Glencore Regains IPO Price After 11 Years on Commodity Rally

An employee stands by a logo for Glencore Agriculture in Glencore Plc's offices in Rotterdam, Netherlands, on Tuesday, April 25, 2017. Since taking over Glencore Agriculture in 2002, Chris Mahoney has overseen the transformation of the unit into a standalone enterprise that generates more revenue from owning fixed assets in strategic locations than simply trading. Photographer: Simon Dawson/Bloomberg

Glencore Plc traded above its IPO price for the first time since 2011 as Russia’s invasion of Ukraine continues to drive up commodity prices.

The shares breached 530 pence in London on Monday after surging 42% this year. It’s a level Glencore, the world’s biggest commodities trader, had at times looked unlikely to ever regain.

Nearly all the company’s most important commodities are trading at or near record levels. Markets from metals to oil and gas have been upended by the war in Ukraine as big corporates withdraw from Russia, lenders pull back from financing deals and the threat of new sanctions deters buyers. The Bloomberg Commodity Spot Index has surged 26% this year.

Glencore Finally Bounces Back

The milestone also caps a strong 12 months for Glencore itself. The company in February reported record earnings, announcing $4 billion in dividends and buybacks. The trading house said it expects to resolve long-running corruption probes by U.S., U.K. and Brazilian authorities this year.

Glencore first sold shares in 2011 at the height of the last commodity super cycle, and hit an all-time high of 547.2 pence soon after. Since then, its stock has remained well below those levels, trading as low as 66.67 pence during the 2015 commodity crash. Glencore traded at 533.20 pence by 10:10 a.m. in London.

For years, Glencore’s shares also underperformed many of its biggest rivals, as the company missed out on rising prices for iron ore — which it doesn’t produce — and investors were deterred by sprawling anti-corruption investigations.

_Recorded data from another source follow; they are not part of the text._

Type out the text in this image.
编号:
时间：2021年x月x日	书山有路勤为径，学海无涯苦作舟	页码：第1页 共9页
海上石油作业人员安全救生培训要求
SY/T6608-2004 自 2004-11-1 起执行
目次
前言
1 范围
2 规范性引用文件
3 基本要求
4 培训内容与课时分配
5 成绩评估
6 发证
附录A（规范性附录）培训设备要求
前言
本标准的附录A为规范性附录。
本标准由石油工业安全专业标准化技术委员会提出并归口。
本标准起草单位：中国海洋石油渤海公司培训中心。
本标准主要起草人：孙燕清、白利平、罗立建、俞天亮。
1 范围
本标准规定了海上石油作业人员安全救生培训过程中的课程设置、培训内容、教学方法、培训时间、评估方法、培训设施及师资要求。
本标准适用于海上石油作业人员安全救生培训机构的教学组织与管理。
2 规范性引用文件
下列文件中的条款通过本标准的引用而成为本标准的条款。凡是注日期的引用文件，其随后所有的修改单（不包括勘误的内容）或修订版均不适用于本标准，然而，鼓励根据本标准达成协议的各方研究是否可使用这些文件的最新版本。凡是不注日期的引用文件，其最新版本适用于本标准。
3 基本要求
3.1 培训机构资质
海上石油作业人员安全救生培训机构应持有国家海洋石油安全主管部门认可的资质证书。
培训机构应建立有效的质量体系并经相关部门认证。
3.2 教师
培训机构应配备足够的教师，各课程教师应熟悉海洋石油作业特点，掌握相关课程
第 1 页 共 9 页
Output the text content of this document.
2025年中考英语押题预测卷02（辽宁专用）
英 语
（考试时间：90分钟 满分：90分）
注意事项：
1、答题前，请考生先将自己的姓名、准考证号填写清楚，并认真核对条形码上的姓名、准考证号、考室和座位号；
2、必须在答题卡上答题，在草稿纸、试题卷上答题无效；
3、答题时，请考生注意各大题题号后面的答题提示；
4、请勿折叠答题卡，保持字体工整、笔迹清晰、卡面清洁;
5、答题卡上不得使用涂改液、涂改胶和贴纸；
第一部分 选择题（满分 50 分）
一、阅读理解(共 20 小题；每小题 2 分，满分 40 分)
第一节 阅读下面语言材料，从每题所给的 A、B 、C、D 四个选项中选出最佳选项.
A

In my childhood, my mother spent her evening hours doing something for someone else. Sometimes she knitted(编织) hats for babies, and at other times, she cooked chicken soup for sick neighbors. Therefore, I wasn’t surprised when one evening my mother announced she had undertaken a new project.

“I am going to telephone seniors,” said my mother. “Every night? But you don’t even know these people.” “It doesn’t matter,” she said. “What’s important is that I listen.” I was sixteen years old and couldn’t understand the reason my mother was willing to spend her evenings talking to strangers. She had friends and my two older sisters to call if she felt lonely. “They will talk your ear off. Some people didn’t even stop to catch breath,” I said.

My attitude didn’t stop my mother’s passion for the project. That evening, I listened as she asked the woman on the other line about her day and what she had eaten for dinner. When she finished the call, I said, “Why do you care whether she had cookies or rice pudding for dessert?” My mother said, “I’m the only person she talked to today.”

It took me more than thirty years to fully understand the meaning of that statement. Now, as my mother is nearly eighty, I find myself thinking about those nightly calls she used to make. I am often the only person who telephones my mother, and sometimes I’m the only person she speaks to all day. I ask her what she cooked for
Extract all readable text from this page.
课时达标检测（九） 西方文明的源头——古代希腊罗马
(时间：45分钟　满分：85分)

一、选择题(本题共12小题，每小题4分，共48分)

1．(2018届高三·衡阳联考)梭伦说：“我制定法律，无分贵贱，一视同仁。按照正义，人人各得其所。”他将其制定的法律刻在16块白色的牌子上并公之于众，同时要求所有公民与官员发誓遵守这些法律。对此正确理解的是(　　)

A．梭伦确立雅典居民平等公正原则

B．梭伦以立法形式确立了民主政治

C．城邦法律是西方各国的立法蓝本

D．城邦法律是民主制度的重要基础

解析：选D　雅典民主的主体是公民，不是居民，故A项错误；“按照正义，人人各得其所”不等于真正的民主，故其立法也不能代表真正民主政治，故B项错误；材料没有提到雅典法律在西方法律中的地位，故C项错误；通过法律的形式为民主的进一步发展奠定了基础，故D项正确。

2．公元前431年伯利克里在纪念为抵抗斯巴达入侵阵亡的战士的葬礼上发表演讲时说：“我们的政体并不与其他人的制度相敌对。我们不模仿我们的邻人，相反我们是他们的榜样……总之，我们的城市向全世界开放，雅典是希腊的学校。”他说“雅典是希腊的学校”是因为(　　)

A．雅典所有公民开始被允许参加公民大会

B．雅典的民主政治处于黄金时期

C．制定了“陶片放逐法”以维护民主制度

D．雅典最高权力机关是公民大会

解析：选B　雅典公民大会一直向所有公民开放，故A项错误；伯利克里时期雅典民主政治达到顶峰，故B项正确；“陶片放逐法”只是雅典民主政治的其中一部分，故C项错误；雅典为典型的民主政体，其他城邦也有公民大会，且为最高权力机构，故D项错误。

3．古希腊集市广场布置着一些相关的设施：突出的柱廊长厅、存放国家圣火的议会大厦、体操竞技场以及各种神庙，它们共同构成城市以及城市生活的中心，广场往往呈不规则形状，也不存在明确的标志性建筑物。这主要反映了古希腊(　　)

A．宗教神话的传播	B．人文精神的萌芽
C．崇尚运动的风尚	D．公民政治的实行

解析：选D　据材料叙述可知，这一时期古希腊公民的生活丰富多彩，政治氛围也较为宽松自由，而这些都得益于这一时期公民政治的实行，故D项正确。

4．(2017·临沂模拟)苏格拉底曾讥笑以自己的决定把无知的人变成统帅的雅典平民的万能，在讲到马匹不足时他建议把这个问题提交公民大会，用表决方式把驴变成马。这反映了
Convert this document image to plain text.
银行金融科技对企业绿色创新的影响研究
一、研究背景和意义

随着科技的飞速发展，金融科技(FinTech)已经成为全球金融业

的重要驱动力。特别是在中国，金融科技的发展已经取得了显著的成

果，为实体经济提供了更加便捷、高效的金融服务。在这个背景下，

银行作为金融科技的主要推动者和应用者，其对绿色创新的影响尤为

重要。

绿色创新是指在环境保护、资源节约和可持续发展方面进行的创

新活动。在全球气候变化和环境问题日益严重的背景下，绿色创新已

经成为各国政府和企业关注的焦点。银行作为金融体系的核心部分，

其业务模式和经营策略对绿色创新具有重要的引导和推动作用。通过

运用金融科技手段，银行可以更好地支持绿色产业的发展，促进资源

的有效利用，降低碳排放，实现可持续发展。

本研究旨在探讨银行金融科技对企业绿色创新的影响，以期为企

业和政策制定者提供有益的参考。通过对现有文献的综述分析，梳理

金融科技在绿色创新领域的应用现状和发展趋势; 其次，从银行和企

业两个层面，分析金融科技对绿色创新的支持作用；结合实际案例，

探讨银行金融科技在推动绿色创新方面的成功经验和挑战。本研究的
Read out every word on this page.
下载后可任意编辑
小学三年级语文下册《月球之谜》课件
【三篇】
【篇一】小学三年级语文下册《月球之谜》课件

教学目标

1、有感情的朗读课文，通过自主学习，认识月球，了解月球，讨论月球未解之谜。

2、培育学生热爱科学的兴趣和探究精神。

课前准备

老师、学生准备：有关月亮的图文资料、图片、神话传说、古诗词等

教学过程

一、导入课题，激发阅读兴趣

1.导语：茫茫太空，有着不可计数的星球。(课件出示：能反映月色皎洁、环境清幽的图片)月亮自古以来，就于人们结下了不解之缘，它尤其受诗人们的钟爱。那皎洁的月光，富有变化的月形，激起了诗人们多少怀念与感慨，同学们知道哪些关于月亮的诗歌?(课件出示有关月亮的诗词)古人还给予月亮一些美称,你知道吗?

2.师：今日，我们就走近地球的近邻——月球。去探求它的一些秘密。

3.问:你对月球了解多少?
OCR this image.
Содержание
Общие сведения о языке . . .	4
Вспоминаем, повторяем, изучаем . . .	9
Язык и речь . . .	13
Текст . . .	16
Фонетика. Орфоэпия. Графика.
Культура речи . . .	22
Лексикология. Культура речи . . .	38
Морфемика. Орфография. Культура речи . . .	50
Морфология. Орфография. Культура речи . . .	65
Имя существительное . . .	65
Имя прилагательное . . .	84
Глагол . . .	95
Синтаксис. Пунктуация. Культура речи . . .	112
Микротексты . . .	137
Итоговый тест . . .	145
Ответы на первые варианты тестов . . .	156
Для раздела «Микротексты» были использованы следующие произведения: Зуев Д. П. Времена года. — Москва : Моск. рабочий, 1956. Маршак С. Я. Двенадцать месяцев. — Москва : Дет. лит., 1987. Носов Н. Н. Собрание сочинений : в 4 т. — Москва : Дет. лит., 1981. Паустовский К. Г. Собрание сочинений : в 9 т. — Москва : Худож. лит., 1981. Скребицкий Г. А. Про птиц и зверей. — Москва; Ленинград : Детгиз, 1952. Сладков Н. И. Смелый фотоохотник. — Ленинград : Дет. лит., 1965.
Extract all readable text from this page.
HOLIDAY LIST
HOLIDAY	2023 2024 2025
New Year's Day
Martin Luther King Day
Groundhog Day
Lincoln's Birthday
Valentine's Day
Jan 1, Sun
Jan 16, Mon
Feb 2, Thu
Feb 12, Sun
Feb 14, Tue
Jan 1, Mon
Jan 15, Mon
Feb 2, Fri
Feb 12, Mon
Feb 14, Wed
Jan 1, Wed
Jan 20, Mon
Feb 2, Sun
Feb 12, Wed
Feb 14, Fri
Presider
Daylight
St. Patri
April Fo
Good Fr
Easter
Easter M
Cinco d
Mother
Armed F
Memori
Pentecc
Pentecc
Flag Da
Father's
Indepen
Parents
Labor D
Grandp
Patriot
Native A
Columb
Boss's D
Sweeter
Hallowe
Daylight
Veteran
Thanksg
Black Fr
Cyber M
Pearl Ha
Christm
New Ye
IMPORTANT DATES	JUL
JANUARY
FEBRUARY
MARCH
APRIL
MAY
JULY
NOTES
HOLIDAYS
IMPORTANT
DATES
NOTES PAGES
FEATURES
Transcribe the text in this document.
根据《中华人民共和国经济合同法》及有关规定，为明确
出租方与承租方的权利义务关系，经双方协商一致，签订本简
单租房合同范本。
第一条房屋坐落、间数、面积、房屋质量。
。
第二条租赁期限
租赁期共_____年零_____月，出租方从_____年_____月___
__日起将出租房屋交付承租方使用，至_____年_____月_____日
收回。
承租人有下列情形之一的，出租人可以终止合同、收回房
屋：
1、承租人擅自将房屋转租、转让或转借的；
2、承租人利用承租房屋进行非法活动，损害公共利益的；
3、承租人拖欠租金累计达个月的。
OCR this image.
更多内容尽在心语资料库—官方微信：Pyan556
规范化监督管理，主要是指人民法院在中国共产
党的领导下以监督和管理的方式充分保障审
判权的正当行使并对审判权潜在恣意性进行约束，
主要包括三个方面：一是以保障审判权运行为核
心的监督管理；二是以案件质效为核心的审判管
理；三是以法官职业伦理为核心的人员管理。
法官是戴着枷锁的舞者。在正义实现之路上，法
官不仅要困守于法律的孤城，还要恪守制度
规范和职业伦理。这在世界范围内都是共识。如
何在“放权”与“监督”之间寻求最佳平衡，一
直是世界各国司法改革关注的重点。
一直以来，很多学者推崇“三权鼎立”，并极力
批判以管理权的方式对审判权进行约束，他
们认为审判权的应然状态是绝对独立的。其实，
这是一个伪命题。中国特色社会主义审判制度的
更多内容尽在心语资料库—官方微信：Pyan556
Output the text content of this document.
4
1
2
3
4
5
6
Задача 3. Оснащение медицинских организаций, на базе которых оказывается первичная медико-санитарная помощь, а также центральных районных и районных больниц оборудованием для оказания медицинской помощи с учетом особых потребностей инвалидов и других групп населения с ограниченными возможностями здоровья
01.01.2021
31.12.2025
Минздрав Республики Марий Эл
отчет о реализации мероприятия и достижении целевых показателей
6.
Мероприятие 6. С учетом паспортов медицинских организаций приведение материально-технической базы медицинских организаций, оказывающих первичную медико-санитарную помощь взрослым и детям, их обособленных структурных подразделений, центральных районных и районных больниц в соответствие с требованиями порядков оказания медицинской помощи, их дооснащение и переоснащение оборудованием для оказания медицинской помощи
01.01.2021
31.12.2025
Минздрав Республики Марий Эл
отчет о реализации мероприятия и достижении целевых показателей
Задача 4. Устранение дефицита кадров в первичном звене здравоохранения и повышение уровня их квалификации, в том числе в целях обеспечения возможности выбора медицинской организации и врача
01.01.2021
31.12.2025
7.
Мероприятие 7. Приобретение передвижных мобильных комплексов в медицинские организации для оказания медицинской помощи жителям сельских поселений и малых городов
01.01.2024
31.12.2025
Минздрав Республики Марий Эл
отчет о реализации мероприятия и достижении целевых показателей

However, the commodities giant has positioned itself to be one of the biggest winners from what some analysts see as a new commodity supercycle, with a sprawling suite of mines producing many of the materials needed for the green energy transition. As the world’s biggest coal shipper, the company is also benefiting from the global energy crunch.

The shares dipped briefly in mid-March, when Qatar’s sovereign wealth fund sold part of its large stake in the company at a discount to the market price. The sale of about 13% of its holding left BlackRock Inc. and former Chief Executive Officer Ivan Glasenberg as Glencore’s top investors.

Glencore is not the only miner to rally — Anglo American Plc is trading at its highest-ever level and most other raw-materials producers have surged this year.